By Asad
http://www.okhlatimes.com/
Governments all over the world use different methods to muzzle freedom of press. The most common way is to bribe media houses by giving them advertisements. Other popular methods practiced to silence the press are: co-opt the media or embed senior journalists. And if all these don’t work then kill them as it happened to Syed Saleem Shahzad in Pakistan and Jyotirmoy Dey in India’s financial capital Mumbai. In India, cases like Dey are rare. Still several state governments have adopted subtle ways to tame the free media. Among them the Nitish Kumar government of Bihar has mastered the art of keeping the local and national media quiet by offering them government largesse.
It has worked well for him, as nobody in the mainstream media, including print and electronic in Patna and Delhi, gave a prominent coverage to a June 3 incident of police firing to silence unarmed protesters of Forbesganj, a sub-division of Araria district, about 350 kilometer from state capital Patna. The story was relegated to the middle pages. For some publishing houses the report was of no importance as more important events were unfolding in Delhi vis-a-vis Anna Hazare and yoga guru Baba Ramdev. US-based Twocircles.net continuously highlighted the plight of the people by running stories. Also, Jamia Teachers’ Solidarity Association (JTSA) with other groups demonstrated at Bihar Bhawan against the police brutality. The London-based Council of Indian Muslims (CIM) issued a press release seeking action against the police officials and compensation for the victims.
Many people, including some senior journalists in Delhi, living far from the boondocks of India, came to know about the ghastly even only through websites that picked the footage from some regional TV channels and circulated it.
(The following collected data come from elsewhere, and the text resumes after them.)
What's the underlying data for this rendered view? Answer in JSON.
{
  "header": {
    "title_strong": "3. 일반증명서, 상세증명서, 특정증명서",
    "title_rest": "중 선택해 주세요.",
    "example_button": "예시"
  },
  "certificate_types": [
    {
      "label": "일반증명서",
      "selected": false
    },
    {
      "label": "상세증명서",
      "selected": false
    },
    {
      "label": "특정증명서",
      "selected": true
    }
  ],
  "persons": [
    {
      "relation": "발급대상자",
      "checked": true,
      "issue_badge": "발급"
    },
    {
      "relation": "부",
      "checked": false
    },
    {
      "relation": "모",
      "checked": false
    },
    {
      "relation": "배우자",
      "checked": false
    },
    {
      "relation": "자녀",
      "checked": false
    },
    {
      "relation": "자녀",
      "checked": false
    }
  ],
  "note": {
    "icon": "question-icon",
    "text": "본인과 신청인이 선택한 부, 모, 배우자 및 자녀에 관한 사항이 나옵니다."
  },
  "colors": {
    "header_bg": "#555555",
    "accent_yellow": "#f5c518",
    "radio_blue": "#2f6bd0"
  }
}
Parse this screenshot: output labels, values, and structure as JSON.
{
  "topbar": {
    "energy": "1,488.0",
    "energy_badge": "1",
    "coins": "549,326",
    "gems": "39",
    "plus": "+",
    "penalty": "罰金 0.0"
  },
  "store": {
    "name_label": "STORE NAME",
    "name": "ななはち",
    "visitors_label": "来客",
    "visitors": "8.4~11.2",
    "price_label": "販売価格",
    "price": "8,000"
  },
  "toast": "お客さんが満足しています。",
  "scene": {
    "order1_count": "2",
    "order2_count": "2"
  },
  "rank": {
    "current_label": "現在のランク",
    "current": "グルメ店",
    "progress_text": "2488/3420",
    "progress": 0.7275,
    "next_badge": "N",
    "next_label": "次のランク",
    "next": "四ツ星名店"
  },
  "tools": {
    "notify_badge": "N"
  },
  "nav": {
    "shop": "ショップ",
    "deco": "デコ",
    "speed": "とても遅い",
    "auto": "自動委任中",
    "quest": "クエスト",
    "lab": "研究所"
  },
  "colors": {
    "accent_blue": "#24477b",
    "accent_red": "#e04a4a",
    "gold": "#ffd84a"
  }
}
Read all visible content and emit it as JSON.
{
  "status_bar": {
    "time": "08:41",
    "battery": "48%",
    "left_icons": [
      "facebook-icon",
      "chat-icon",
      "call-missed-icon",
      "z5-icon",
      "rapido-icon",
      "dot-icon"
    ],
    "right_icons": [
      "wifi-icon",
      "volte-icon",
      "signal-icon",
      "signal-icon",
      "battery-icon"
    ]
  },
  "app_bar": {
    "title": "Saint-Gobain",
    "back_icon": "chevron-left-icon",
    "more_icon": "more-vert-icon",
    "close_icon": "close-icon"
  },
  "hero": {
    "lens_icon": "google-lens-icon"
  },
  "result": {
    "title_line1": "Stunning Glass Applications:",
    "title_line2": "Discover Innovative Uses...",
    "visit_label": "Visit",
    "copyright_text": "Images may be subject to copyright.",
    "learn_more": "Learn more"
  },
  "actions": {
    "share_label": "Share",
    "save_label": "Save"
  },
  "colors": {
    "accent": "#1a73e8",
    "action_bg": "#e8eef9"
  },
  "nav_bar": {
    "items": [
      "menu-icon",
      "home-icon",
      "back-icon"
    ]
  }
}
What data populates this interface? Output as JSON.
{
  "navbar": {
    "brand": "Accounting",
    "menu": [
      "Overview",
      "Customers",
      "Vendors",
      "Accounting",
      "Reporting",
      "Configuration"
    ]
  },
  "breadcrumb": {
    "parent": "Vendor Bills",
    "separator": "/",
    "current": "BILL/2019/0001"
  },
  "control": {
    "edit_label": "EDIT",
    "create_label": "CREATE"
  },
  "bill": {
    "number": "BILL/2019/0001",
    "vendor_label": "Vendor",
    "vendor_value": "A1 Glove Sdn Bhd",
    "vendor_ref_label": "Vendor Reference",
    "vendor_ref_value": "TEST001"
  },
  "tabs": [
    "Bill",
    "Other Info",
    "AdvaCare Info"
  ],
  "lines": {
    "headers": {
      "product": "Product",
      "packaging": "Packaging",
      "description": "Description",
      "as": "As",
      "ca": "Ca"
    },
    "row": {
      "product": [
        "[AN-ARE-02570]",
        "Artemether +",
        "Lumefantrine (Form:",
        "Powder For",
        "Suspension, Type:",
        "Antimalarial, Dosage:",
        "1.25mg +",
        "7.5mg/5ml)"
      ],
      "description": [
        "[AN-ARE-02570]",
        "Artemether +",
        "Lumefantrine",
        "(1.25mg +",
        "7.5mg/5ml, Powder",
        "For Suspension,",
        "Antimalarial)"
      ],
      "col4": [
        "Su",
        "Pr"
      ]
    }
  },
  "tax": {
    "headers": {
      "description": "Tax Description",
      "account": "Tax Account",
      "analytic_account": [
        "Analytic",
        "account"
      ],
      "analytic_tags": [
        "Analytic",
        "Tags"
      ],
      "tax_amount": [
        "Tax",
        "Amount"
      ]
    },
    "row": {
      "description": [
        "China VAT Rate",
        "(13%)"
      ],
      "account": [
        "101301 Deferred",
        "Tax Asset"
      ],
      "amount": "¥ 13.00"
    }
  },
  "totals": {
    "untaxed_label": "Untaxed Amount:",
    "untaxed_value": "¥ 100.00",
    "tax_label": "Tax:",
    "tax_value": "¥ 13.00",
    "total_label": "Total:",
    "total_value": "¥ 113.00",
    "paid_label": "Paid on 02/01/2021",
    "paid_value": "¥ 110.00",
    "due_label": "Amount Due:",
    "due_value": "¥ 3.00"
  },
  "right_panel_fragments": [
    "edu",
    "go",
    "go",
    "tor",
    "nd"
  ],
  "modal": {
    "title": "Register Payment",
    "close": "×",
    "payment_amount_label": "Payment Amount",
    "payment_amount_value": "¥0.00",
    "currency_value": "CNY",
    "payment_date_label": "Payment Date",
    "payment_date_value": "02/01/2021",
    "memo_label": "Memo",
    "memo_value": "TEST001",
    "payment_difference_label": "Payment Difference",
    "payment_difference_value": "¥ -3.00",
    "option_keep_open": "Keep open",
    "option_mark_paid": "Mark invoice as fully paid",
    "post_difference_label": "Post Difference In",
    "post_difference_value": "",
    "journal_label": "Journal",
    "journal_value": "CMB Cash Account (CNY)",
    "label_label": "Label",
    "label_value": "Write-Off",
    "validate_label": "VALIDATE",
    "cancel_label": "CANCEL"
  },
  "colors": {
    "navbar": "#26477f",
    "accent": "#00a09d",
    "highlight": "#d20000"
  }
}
The video footage that has gone viral on the Internet shows some policemen jumping on the face and chest of a fallen man hit by bullets, who later on died in the hospital. As if that was not enough, the monsters were even heard gloating over their job and said: “Ho gaya, ho gaya, badla lya ja chukka” (It’s all done. Revenge has been taken). In the police firing some four persons were killed and many injured including 25 policemen, according to a PTI report. But some social activists who visited the hot spot contradicted this official version, claiming that the provocation was one sided and some six villagers, including a pregnant woman and a six-month-old baby, died in the police firing.
Since becoming Chief Minister of Bihar after defeating the Yadav clan on November 24, 2005, the engineer-turn-politician has successfully managed social and media engineering in the impoverished state. In the last year itself, the JDU headed government in Bihar that never fails to tom-tom about its good governance forked out Rs 28.47 crore on advertisements to the media, according to a riveting write-up in Bihar Times.
In the last six years, the soft-spoken CM, who keeps media persons at arm’s length, has showered tonnes of money on the media-houses in the name of advertisements. Care is taken to satisfy the insatiable appetite of big media houses, including newspapers and electronic channels.
An RTI activist, Purander Sawaran, found out to his dismay that the exorbitant amounts were gifted to the fourth estate between September and November 2010. Some Rs 10,12,13,999 was taken by one Hindi newspaper, Dainik Hindustan. Even not so circulated Urdu dailies, whose journalistic skills are doubted and pay peanuts to their employees, have their share of pie too. Urdu daily Quami Tanzeem got advertisement worth about Rs one crore. The Times of India and Economic Times got Rs 1,13,52,332. Hindustan Times bagged Rs 58,63,454 advertisement. The list is long.
Banking on government advertisement for survival is nothing new for the media. But what has shocked people all over the country is the criminal silence maintained by the big media houses in highlighting the plight of the innocent people who were at the receiving end of the police force when they had turned up to block a road to protest against an upcoming factory nearby.
The intrepid reporters, who never used to miss an opportunity to even highlight pick-pocketing cases in Patna during the Lalu-Rabri regime as deteriorating law and order issue, turned a blind eye to this human rights violation by the police force.
The lust for revenue has blunted journalists’ skills. Other than this the media houses that are mostly dominated by upper castes fear that exposing Kumar’s misrule would help Lalu to gain ground in the state. Also, they are concerned about their power slipping away that they retained after some 15 years of power struggle with the Yadavs.
Whatever the reason, the media insensitivity to this barbaric incident will only dent its credibility further. Like politicians, many people will start suspecting media’s role of a serious player in bringing changes in society.